Diabetes can usually be reversed, but the medical system is poor at this, leaving you on your own to find out how to do this for yourself.
Diabetes is a major disease. In the UK ,1 person in 25 has been diagnosed with diabetes, 1 in 60 has diabetes without knowing it, and perhaps 1 in 10 has metabolic syndrome, which is the precursor to diabetes. Are you in one of these groups?
The common form of diabetes is called Type 2 Diabetes. It used to be called Late Onset Diabetes, because it didn’t normally happen to people under 40 years old, but has been renamed as it is now commonly occurring in children and teenagers.
Modern medicine is poor at reversing diabetes. The first part of treatment is where the doctor will tell you to eat properly and exercise more.
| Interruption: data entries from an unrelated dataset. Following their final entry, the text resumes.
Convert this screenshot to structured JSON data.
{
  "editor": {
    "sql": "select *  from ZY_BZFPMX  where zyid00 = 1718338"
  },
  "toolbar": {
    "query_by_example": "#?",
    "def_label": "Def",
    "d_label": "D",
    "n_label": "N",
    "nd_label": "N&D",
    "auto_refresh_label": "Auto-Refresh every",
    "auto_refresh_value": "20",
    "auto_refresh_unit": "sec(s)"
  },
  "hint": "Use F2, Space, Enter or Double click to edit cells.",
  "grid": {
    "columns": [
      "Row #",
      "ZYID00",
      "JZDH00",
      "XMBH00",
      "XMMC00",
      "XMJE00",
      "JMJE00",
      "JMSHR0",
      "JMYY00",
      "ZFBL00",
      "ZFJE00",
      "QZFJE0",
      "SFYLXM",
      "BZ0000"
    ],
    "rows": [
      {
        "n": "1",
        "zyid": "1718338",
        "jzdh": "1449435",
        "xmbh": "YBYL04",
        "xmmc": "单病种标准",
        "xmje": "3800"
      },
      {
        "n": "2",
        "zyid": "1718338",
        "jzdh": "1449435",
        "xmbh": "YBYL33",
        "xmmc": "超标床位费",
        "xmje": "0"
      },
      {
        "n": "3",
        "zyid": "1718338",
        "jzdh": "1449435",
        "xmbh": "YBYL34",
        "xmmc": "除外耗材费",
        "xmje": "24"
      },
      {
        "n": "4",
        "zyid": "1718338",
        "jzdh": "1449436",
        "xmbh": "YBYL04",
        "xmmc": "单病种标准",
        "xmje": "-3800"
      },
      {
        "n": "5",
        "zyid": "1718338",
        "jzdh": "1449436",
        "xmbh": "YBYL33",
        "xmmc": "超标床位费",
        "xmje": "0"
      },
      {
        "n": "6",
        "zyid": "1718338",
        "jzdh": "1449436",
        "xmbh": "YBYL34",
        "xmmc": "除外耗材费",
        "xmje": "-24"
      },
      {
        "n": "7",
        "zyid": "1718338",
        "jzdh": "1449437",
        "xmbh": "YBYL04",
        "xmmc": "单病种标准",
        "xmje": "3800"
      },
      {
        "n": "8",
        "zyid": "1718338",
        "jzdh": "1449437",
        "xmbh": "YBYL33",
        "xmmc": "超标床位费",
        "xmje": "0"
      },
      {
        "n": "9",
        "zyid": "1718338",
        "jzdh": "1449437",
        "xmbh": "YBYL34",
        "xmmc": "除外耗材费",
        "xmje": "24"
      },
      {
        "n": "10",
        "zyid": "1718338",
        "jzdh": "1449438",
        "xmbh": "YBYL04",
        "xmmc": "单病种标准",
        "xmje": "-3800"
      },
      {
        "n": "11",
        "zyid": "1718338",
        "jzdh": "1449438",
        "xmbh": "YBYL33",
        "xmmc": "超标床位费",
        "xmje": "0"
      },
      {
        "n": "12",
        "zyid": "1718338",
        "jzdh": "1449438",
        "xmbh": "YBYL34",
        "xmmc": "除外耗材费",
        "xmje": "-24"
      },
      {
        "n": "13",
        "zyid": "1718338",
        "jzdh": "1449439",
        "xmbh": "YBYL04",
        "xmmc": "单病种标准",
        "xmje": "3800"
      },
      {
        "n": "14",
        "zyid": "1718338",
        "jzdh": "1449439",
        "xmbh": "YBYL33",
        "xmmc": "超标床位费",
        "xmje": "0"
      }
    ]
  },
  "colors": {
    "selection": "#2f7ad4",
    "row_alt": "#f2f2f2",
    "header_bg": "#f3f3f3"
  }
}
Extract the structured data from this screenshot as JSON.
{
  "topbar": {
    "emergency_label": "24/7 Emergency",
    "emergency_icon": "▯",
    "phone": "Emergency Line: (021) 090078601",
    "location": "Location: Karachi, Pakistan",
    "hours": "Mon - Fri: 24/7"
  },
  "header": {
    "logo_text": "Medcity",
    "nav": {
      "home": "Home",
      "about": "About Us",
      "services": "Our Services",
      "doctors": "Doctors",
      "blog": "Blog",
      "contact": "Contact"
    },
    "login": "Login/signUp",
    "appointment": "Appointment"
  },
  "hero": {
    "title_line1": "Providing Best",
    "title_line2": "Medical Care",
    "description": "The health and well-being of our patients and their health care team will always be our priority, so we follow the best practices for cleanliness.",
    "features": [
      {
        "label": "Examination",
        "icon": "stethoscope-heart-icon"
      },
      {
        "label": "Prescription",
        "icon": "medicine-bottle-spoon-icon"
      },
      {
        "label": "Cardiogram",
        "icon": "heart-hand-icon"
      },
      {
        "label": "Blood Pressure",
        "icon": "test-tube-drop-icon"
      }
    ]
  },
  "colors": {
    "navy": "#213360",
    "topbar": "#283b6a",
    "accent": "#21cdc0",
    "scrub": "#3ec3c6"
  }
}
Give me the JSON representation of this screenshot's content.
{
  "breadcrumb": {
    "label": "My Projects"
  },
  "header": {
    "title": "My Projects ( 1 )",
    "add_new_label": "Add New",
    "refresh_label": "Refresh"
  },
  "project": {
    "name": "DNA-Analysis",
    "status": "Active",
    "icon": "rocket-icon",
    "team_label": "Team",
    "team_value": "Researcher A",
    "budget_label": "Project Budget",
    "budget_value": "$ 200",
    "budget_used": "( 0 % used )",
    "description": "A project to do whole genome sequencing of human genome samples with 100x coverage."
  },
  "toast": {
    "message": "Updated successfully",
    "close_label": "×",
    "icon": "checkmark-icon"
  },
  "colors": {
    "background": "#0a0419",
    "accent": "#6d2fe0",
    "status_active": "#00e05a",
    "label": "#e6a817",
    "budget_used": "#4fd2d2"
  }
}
This rarely has any effect because it requires a complete rethink about your lifestyle which produced the diabetes in the first place, and this isn’t an overnight process. When this fails your doctor turns to drug therapy, which is really just a damage limitation exercise. Drugs don’t cure or reverse diabetes, they just minimise some of the worst problems.
However, most diabetes is completely reversible. The problem is that it needs some effort, which most people aren’t willing to put in. Taking a pill is the modern way of coping with diabetes, but isn’t the answer, because the diabetes is still there, damaging your body, damaging your health and shortening your life.